Estimant qu’un « rehaussement de notre arsenal est indispensable » et de rejeter « toute course aux armements » ou «surenchère» et réaffirmant le caractère « stratégique» - et non gradué – de l’arme nucléaire français, le locataire de l’Élysée a également annoncé que « pour couper court à toute spéculation, nous ne communiquerons plus sur le nombre de notre arsenal nucléaire, contrairement à ce qui a pu être le cas par le passé ».
« Si nous devions utiliser notre arsenal, aucun État - aussi puissant soit-il - pourrait s’y soustraire. Aucun – si vaste soit-il – ne s’en remettrait», a-t-il déclaré et d’évoquer la puissance du sous-marin nucléaire lanceur d’engins (SNLE) « Le Téméraire » qui emporte en mer avec lui « prêt de mille fois la puissance des premières bombes nucléaires » et d’évoquer un « discours de puissance assumé au service de la paix ».
Invoquant une « période de rupture » qui justifierait le « durcissement de notre modèle », Emmanuel Macron a – comme à l’accoutumée – pointé du doigt la Russie qui selon lui « mène à l’Ukraine une guerre lente et cruelle » et qui constituerait « un risque majeur pour notre Europe». Une Russie qui, toujours selon le président français, « assume un révisionnisme, un impérialisme brutal et déjà forte d’un arsenal nucléaire pléthorique ne cesse de développer de nouvelles armes ».
Tensions internationales : le risque d'un franchissement nucléaire « plus tangible », estime Macron
À ce titre, Emmanuel Macron a évoqué pêlemêle les missiles hypersoniques, torpilles nucléaires «et même un projet particulièrement dangereux pour l’humanité d’armes nucléaires envoyées dans l’espace», les « ramifications » du traité d’alliance entre la Russie et la Corée du Nord ou encore la « dépendance extrême » dans laquelle elle se serait placée vis-à-vis d’une Chine qui « fabrique plus d’armes aujourd’hui que n’importe quel autre pays ». « Nous ne pouvons plus considérer les menaces de manière isolée », a-t-il estimé « car de nouveaux liens sont apparus entre elles ».
« Il y a par ailleurs une autre caractéristique de la période que nous vivons : dans l’atmosphère d’anomie actuelle, nous assistons à la fois à un renforcement du risque que les conflits franchissent le seuil nucléaire, mais aussi dans le même temps à une intensification de la conflictualité sous ce seuil », a par ailleurs estimé le président français évoquant des « conséquences très directes pour nous ».

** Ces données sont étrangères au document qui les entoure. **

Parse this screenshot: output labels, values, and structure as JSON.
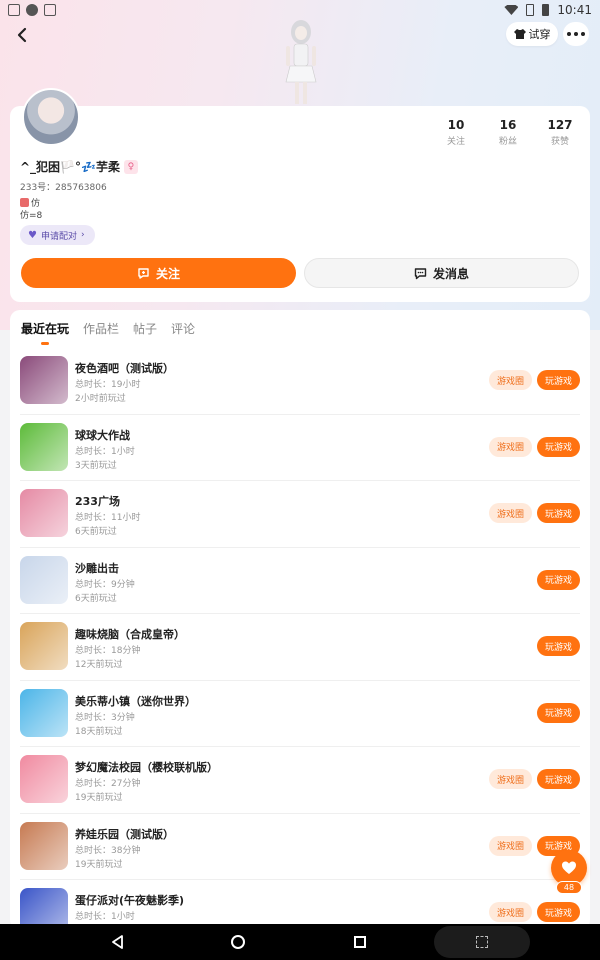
{
  "status_bar": {
    "time": "10:41"
  },
  "header": {
    "tryon_label": "试穿"
  },
  "profile": {
    "username": "^_犯困🏳️°💤芋柔",
    "gender_symbol": "♀",
    "uid": "233号：285763806",
    "bio_line1": "仿",
    "bio_line2": "仿=8",
    "pair_label": "申请配对",
    "stats": [
      {
        "value": "10",
        "label": "关注"
      },
      {
        "value": "16",
        "label": "粉丝"
      },
      {
        "value": "127",
        "label": "获赞"
      }
    ],
    "follow_label": "关注",
    "message_label": "发消息"
  },
  "tabs": [
    "最近在玩",
    "作品栏",
    "帖子",
    "评论"
  ],
  "games": [
    {
      "name": "夜色酒吧（测试版）",
      "duration": "总时长：19小时",
      "last_played": "2小时前玩过",
      "circle": "游戏圈",
      "play": "玩游戏",
      "icon_color": "#8a4a7a",
      "icon": "bar-game-icon"
    },
    {
      "name": "球球大作战",
      "duration": "总时长：1小时",
      "last_played": "3天前玩过",
      "circle": "游戏圈",
      "play": "玩游戏",
      "icon_color": "#5dbb3a",
      "icon": "ball-game-icon"
    },
    {
      "name": "233广场",
      "duration": "总时长：11小时",
      "last_played": "6天前玩过",
      "circle": "游戏圈",
      "play": "玩游戏",
      "icon_color": "#e58aa4",
      "icon": "plaza-game-icon"
    },
    {
      "name": "沙雕出击",
      "duration": "总时长：9分钟",
      "last_played": "6天前玩过",
      "circle": "",
      "play": "玩游戏",
      "icon_color": "#c8d6ea",
      "icon": "shadiao-game-icon"
    },
    {
      "name": "趣味烧脑（合成皇帝）",
      "duration": "总时长：18分钟",
      "last_played": "12天前玩过",
      "circle": "",
      "play": "玩游戏",
      "icon_color": "#d9a45a",
      "icon": "puzzle-game-icon"
    },
    {
      "name": "美乐蒂小镇（迷你世界）",
      "duration": "总时长：3分钟",
      "last_played": "18天前玩过",
      "circle": "",
      "play": "玩游戏",
      "icon_color": "#4cb5e8",
      "icon": "mini-world-game-icon"
    },
    {
      "name": "梦幻魔法校园（樱校联机版）",
      "duration": "总时长：27分钟",
      "last_played": "19天前玩过",
      "circle": "游戏圈",
      "play": "玩游戏",
      "icon_color": "#f08aa0",
      "icon": "magic-school-game-icon"
    },
    {
      "name": "养娃乐园（测试版）",
      "duration": "总时长：38分钟",
      "last_played": "19天前玩过",
      "circle": "游戏圈",
      "play": "玩游戏",
      "icon_color": "#c67a52",
      "icon": "baby-park-game-icon"
    },
    {
      "name": "蛋仔派对(午夜魅影季)",
      "duration": "总时长：1小时",
      "last_played": "",
      "circle": "游戏圈",
      "play": "玩游戏",
      "icon_color": "#3a55c8",
      "icon": "eggy-party-game-icon"
    }
  ],
  "like_fab": {
    "count": "48"
  }
}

« D’abord parce que les conflits impliquant des puissances dotées des États possesseurs ou proliférant s’accroissent », a-t-il poursuivi et d’évoquer les « explosions de violences » en Inde, au Pakistan ainsi qu’au Proche et Moyen-Orient. Puis, à nouveau, Emmanuel Macron a évoqué la Russie, ses « comportements irresponsables » et d’évoquer notamment la « banalisation du discours sur l’arme » ou encore « des tirs de missiles » à capacité duale « comme l’orechnik, à proximité des frontières européennes ». « Tout cela est un changement majeur, qui », selon lui « rend plus tangible le risque de franchissement ».
« Dans le même temps », a-t-il poursuivi «les puissances nucléaires – comme la France - doivent aussi s’accoutumer à la possibilité de conflit majeur sous le seuil nucléaire dans leur environnement immédiat». « N’a-t-on pas vu ces derniers mois des salves de missiles tomber sur des puissances dotées ou des états possesseurs ? », a lancé Emmanuel Macron, cette fois sans nommer de pays et d’alerter quant au fait que « l’Europe pourrait un jour se trouver dans une situation similaire ».

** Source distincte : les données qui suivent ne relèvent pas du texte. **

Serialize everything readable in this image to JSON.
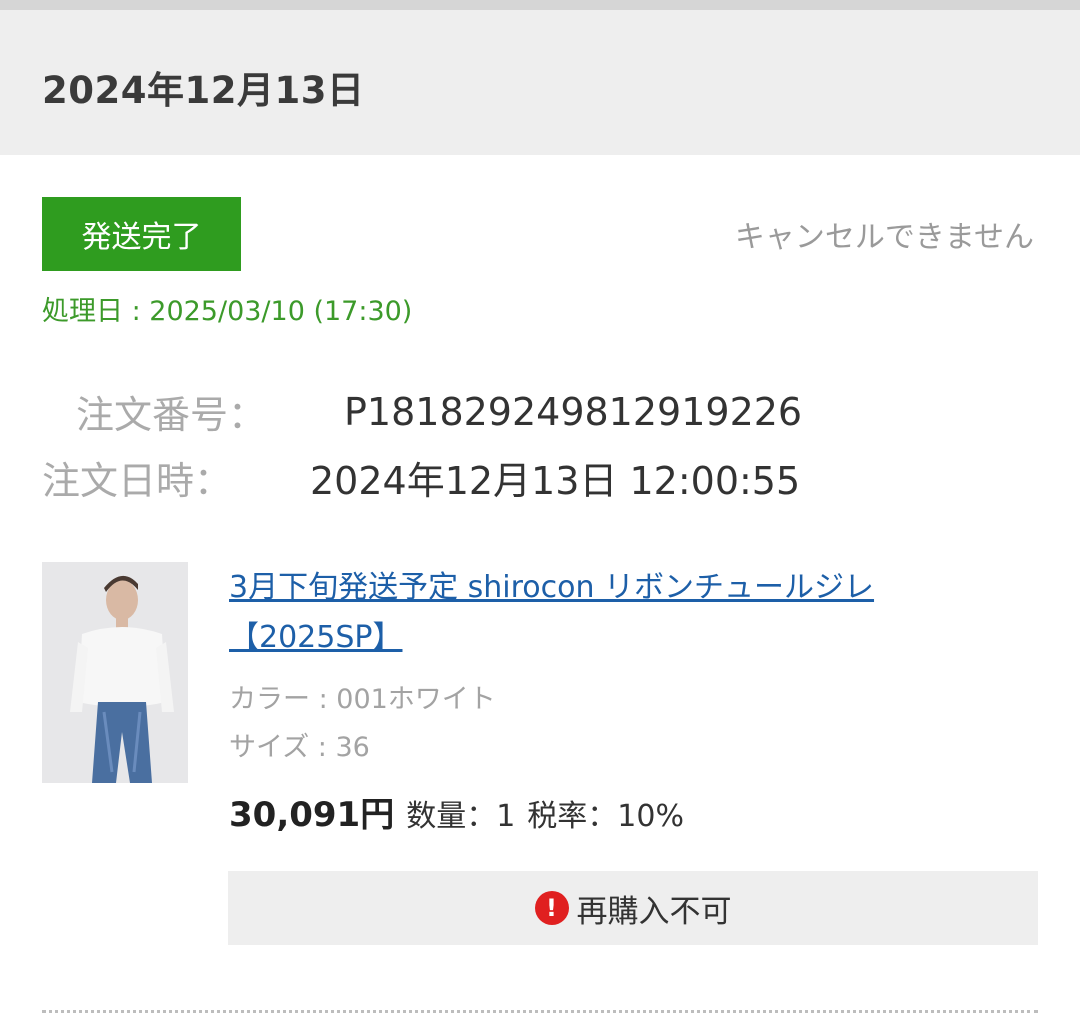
{
  "order_date_header": "2024年12月13日",
  "status": {
    "badge": "発送完了",
    "badge_color": "#2f9c1f",
    "cancel_note": "キャンセルできません",
    "processed_date": "処理日 : 2025/03/10 (17:30)"
  },
  "order": {
    "number_label": "注文番号：",
    "number_value": "P181829249812919226",
    "datetime_label": "注文日時：",
    "datetime_value": "2024年12月13日 12:00:55"
  },
  "product": {
    "title_line1": "3月下旬発送予定 shirocon リボンチュールジレ",
    "title_line2": "【2025SP】",
    "color": "カラー : 001ホワイト",
    "size": "サイズ : 36",
    "price": "30,091円",
    "quantity": "数量：1",
    "tax_rate": "税率：10%",
    "rebuy_status": "再購入不可",
    "rebuy_icon": "!"
  }
}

Pour gérer « ce genre de situations avant qu’elles ne franchissent le seuil nucléaire », il faut des « capacités spécifiques » a-t-il plaidé. En l’occurrence, a-t-il égrainé en regrettant les lacunes européennes en la matière : l’« alerte avancée », la « défense aérienne élargie » et la «frappe dans la profondeur ».